Princeton University Orchestra Opens Season With Pillars of Sound
By Nancy Plum
With the opening of Princeton University’s Lewis Center for the Arts, there has been a new buzz of musical excitement in the community. One of the core University ensembles settling into the new state-of-the-art facility is the Princeton University Orchestra, which opened its 2017-18 season this past Friday and Saturday nights at Richardson Auditorium. Also celebrating conductor Michael Pratt’s 40th year leading the ensemble, the University Orchestra presented music of Mozart, Beethoven, and Mahler — works Pratt called “three sonic columns of sound” to usher in a “new era of music” at the University.
Pratt paid tribute to a piece he conducted his first year at Princeton by opening Friday night’s concert with Mozart’s Overture to The Magic Flute, which the orchestra also performed during the Lewis Center opening festival. Pratt took plenty of time with the dramatic opening chords, emphasizing the contrast between the traditional nobility and populist Singspiel style of the overture. Throughout the piece, violins were particularly clean, and accents were well placed. Light and clear wind solos were played by flutist Queenie Luo and oboist Ethan Petno.
The concert seemed to follow a path of symphonic development, beginning with the elegant simplicity of Mozart, passing through the stretched boundaries of Beethoven, and finally arriving at Mahler, the peak of revolutionary orchestral composition. Beethoven’s Piano Concerto No. 4 in G Major, the second work on the program, diverged from the instrumental concerti of the time by beginning with the soloist, rather than the orchestra. Guest pianist Geoffrey Burleson, a member of the Princeton music faculty, played the opening passages in stately and hymnlike fashion. The orchestra answered the soloist well, bringing out accents in the music. Burleson demonstrated a particularly fluid left hand in long running passages, playing a dramatic yet effortless first movement cadenza which was almost a sonata in itself. Keyboard agility was the hallmark of this concerto, and Burleson was consistent in maintaining a solid interplay with the orchestra. Pratt and Burleson were always in tandem, with the orchestra and soloist perfectly timed in the closing movement.
Gustav Mahler was most renowned for pushing symphonic form to the outer limits of orchestration and musical effect, but his compositional roots were in traditional Romantic forms. Mahler’s Symphony No. 1 in D Major was conventional in its four movements, but was infused with music from Mahler’s other works as well as traditional popular songs. The University Orchestra expanded to full forces onstage for this work, and began the symphony with an almost imperceptible drone in the violins contrasting with wind solos and a crisp trio of offstage trumpets. The “Days of Youth” referenced in the first movement featured bird calls effectively depicted by wind solos played by flutist Nicholas Ioffreda and oboist Ethan Petno. The more than one dozen celli brought a bit of spring to the music, aided by subtle and clean horns.

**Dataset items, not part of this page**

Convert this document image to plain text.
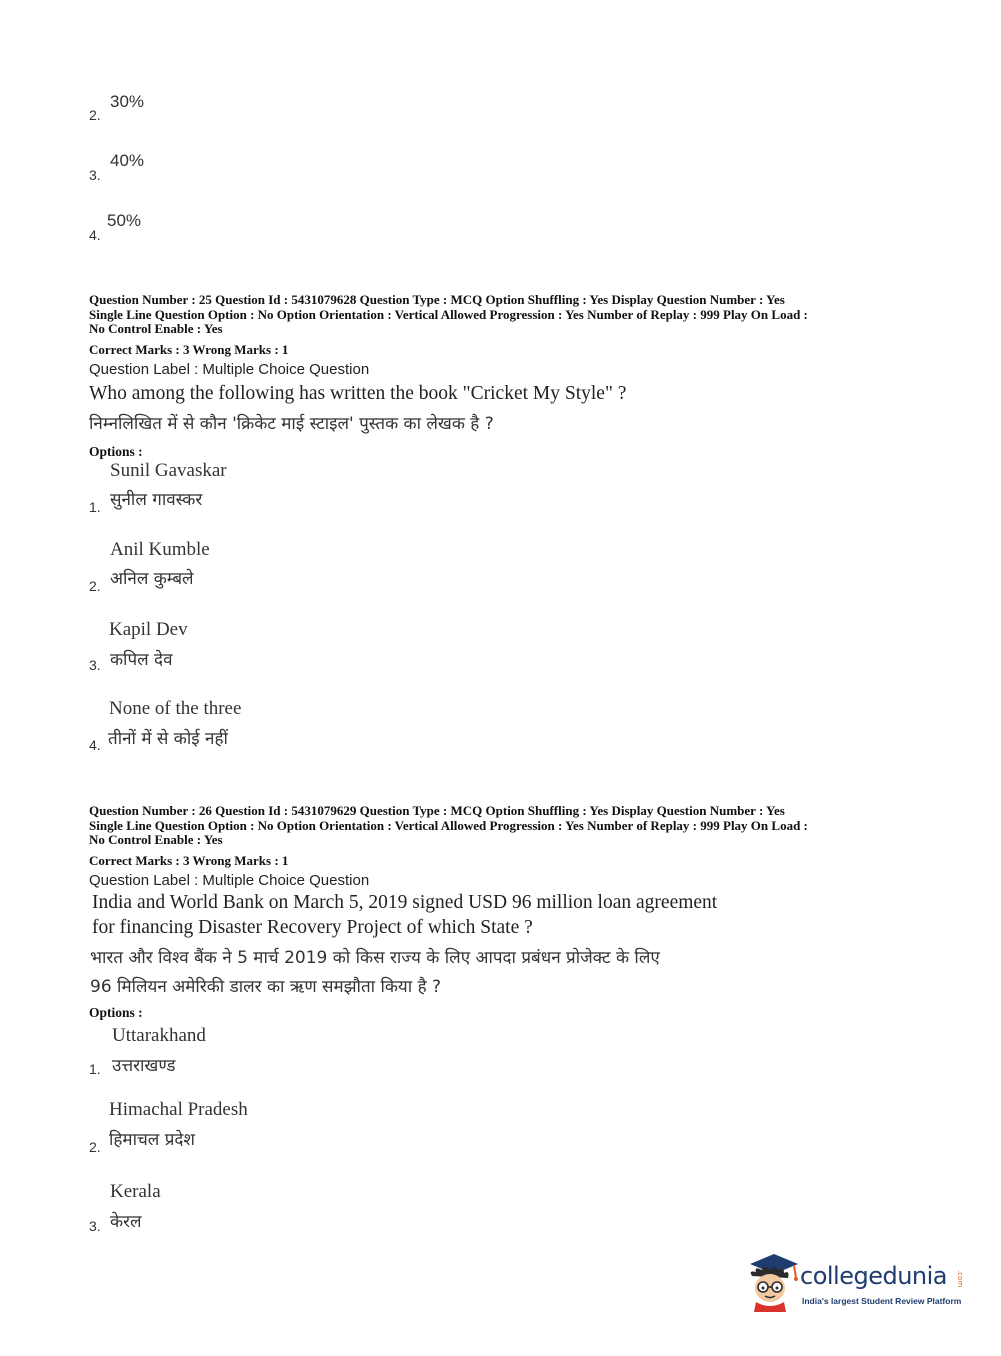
2.
30%
3.
40%
4.
50%
Question Number : 25 Question Id : 5431079628 Question Type : MCQ Option Shuffling : Yes Display Question Number : Yes
Single Line Question Option : No Option Orientation : Vertical Allowed Progression : Yes Number of Replay : 999 Play On Load :
No Control Enable : Yes
Correct Marks : 3 Wrong Marks : 1
Question Label : Multiple Choice Question
Who among the following has written the book "Cricket My Style" ?
निम्नलिखित में से कौन 'क्रिकेट माई स्टाइल' पुस्तक का लेखक है ?
Options :
Sunil Gavaskar
सुनील गावस्कर
1.
Anil Kumble
अनिल कुम्बले
2.
Kapil Dev
कपिल देव
3.
None of the three
तीनों में से कोई नहीं
4.
Question Number : 26 Question Id : 5431079629 Question Type : MCQ Option Shuffling : Yes Display Question Number : Yes
Single Line Question Option : No Option Orientation : Vertical Allowed Progression : Yes Number of Replay : 999 Play On Load :
No Control Enable : Yes
Correct Marks : 3 Wrong Marks : 1
Question Label : Multiple Choice Question
India and World Bank on March 5, 2019 signed USD 96 million loan agreement
for financing Disaster Recovery Project of which State ?
भारत और विश्व बैंक ने 5 मार्च 2019 को किस राज्य के लिए आपदा प्रबंधन प्रोजेक्ट के लिए
96 मिलियन अमेरिकी डालर का ऋण समझौता किया है ?
Options :
Uttarakhand
उत्तराखण्ड
1.
Himachal Pradesh
हिमाचल प्रदेश
2.
Kerala
केरल
3.
collegedunia .com
India's largest Student Review Platform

The third movement featured variations on the tune “Frère Jacques,” altered in Mahler’s inimitable way and introduced as a melancholy solo by double bassist Megan Chung. Played by various soloists against an ominous and soft timpani part, the tune built in a haunting manner, depicting a hunter’s funeral and the animals following in procession. A quintet of flutes was especially effective in providing a chilling version of the tune, and a Klezmer-like oboe solo was provided by Petno.

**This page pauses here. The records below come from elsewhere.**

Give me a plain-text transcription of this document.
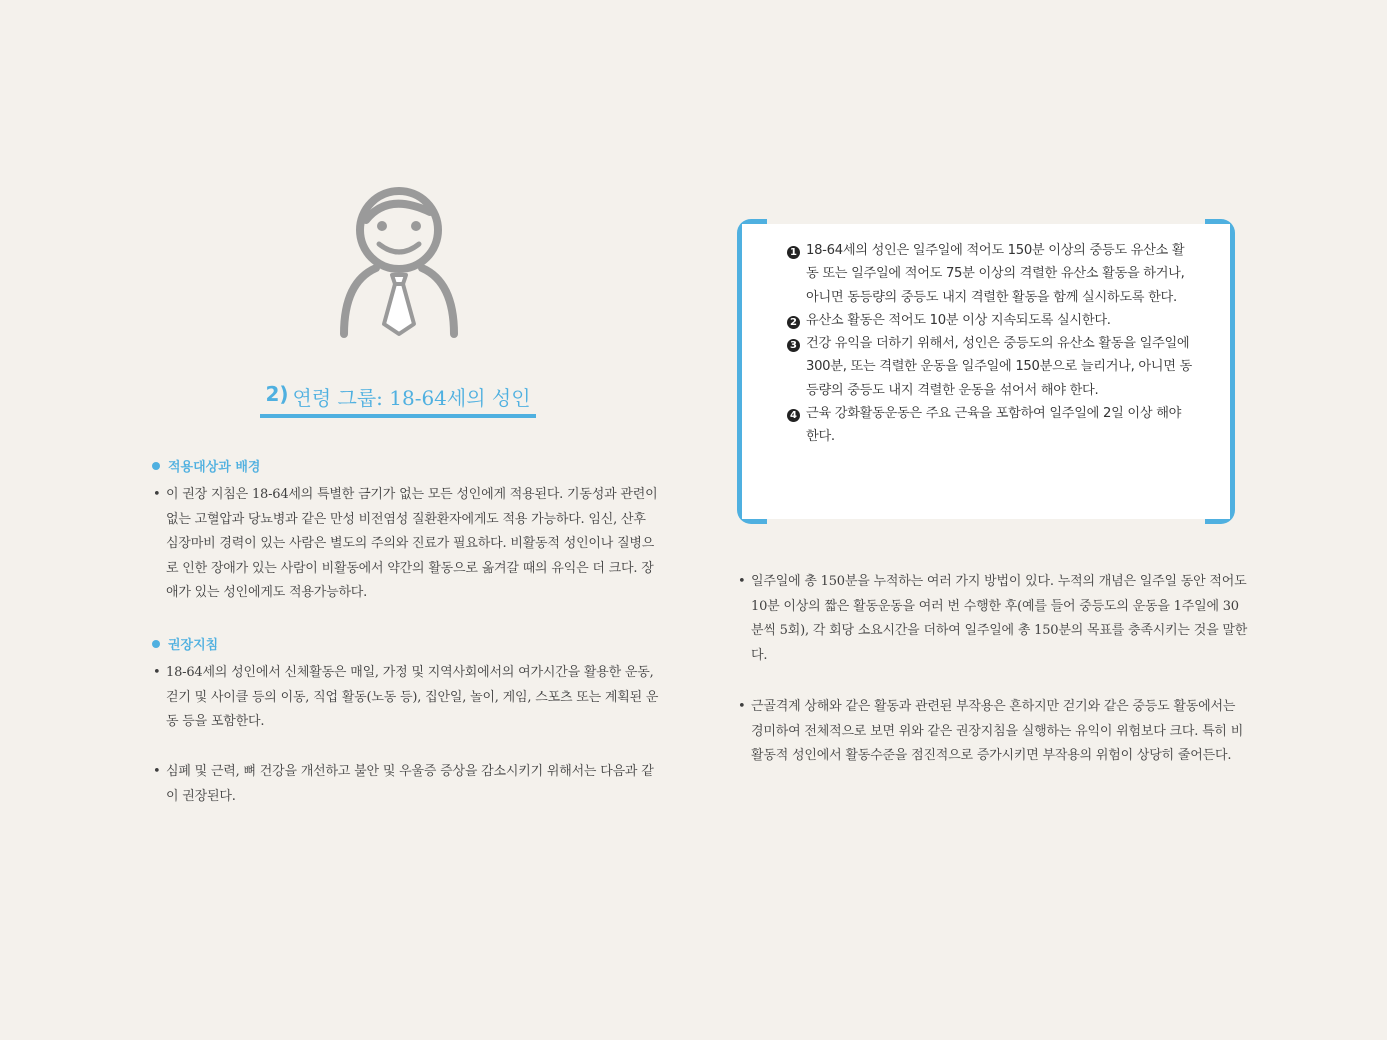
2) 연령 그룹: 18-64세의 성인
적용대상과 배경
• 이 권장 지침은 18-64세의 특별한 금기가 없는 모든 성인에게 적용된다. 기동성과 관련이 없는 고혈압과 당뇨병과 같은 만성 비전염성 질환환자에게도 적용 가능하다. 임신, 산후 심장마비 경력이 있는 사람은 별도의 주의와 진료가 필요하다. 비활동적 성인이나 질병으로 인한 장애가 있는 사람이 비활동에서 약간의 활동으로 옮겨갈 때의 유익은 더 크다. 장애가 있는 성인에게도 적용가능하다.
권장지침
• 18-64세의 성인에서 신체활동은 매일, 가정 및 지역사회에서의 여가시간을 활용한 운동, 걷기 및 사이클 등의 이동, 직업 활동(노동 등), 집안일, 놀이, 게임, 스포츠 또는 계획된 운동 등을 포함한다.
• 심폐 및 근력, 뼈 건강을 개선하고 불안 및 우울증 증상을 감소시키기 위해서는 다음과 같이 권장된다.
1 18-64세의 성인은 일주일에 적어도 150분 이상의 중등도 유산소 활동 또는 일주일에 적어도 75분 이상의 격렬한 유산소 활동을 하거나, 아니면 동등량의 중등도 내지 격렬한 활동을 함께 실시하도록 한다.
2 유산소 활동은 적어도 10분 이상 지속되도록 실시한다.
3 건강 유익을 더하기 위해서, 성인은 중등도의 유산소 활동을 일주일에 300분, 또는 격렬한 운동을 일주일에 150분으로 늘리거나, 아니면 동등량의 중등도 내지 격렬한 운동을 섞어서 해야 한다.
4 근육 강화활동운동은 주요 근육을 포함하여 일주일에 2일 이상 해야 한다.
• 일주일에 총 150분을 누적하는 여러 가지 방법이 있다. 누적의 개념은 일주일 동안 적어도 10분 이상의 짧은 활동운동을 여러 번 수행한 후(예를 들어 중등도의 운동을 1주일에 30분씩 5회), 각 회당 소요시간을 더하여 일주일에 총 150분의 목표를 충족시키는 것을 말한다.
• 근골격계 상해와 같은 활동과 관련된 부작용은 흔하지만 걷기와 같은 중등도 활동에서는 경미하여 전체적으로 보면 위와 같은 권장지침을 실행하는 유익이 위험보다 크다. 특히 비활동적 성인에서 활동수준을 점진적으로 증가시키면 부작용의 위험이 상당히 줄어든다.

The closing movement, marked “stormily agitated,” began with full bombastic orchestral sound, contrasted with a sweet musical effect from a trio of horns. Horn calls were particularly clean throughout the movement, as the music recalled themes from earlier movements and the orchestra brought the work to a strong and decisive close.

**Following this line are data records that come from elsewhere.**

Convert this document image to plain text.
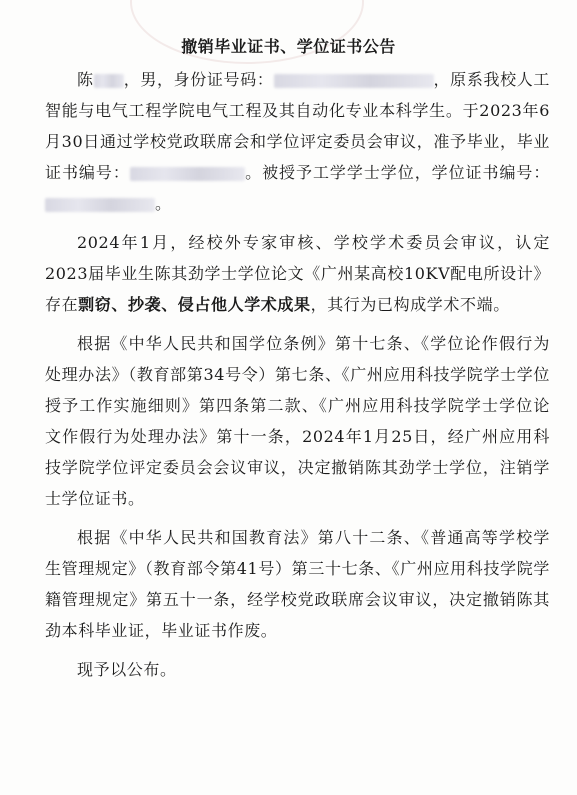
撤销毕业证书、学位证书公告

陈 ，男，身份证号码：	，原系我校人工智能与电气工程学院电气工程及其自动化专业本科学生。于2023年6月30日通过学校党政联席会和学位评定委员会审议，准予毕业，毕业证书编号：	。被授予工学学士学位，学位证书编号：。

2024年1月，经校外专家审核、学校学术委员会审议，认定2023届毕业生陈其劲学士学位论文《广州某高校10KV配电所设计》存在剽窃、抄袭、侵占他人学术成果，其行为已构成学术不端。

根据《中华人民共和国学位条例》第十七条、《学位论作假行为处理办法》（教育部第34号令）第七条、《广州应用科技学院学士学位授予工作实施细则》第四条第二款、《广州应用科技学院学士学位论文作假行为处理办法》第十一条，2024年1月25日，经广州应用科技学院学位评定委员会会议审议，决定撤销陈其劲学士学位，注销学士学位证书。

根据《中华人民共和国教育法》第八十二条、《普通高等学校学生管理规定》（教育部令第41号）第三十七条、《广州应用科技学院学籍管理规定》第五十一条，经学校党政联席会议审议，决定撤销陈其劲本科毕业证，毕业证书作废。

现予以公布。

The path of this opening concert by the University Orchestra, from unassuming and graceful to expansive and revolutionary, seemed to mirror the evolution of musical performance on the University campus over Pratt’s 40-year tenure, with the crowning jewel of the Lewis Center offering vast new possibilities. If physical surroundings inspire musical performance, the new Center, combined with the traditional music facilities on campus, will allow the musicians of the University Orchestra to reach new heights.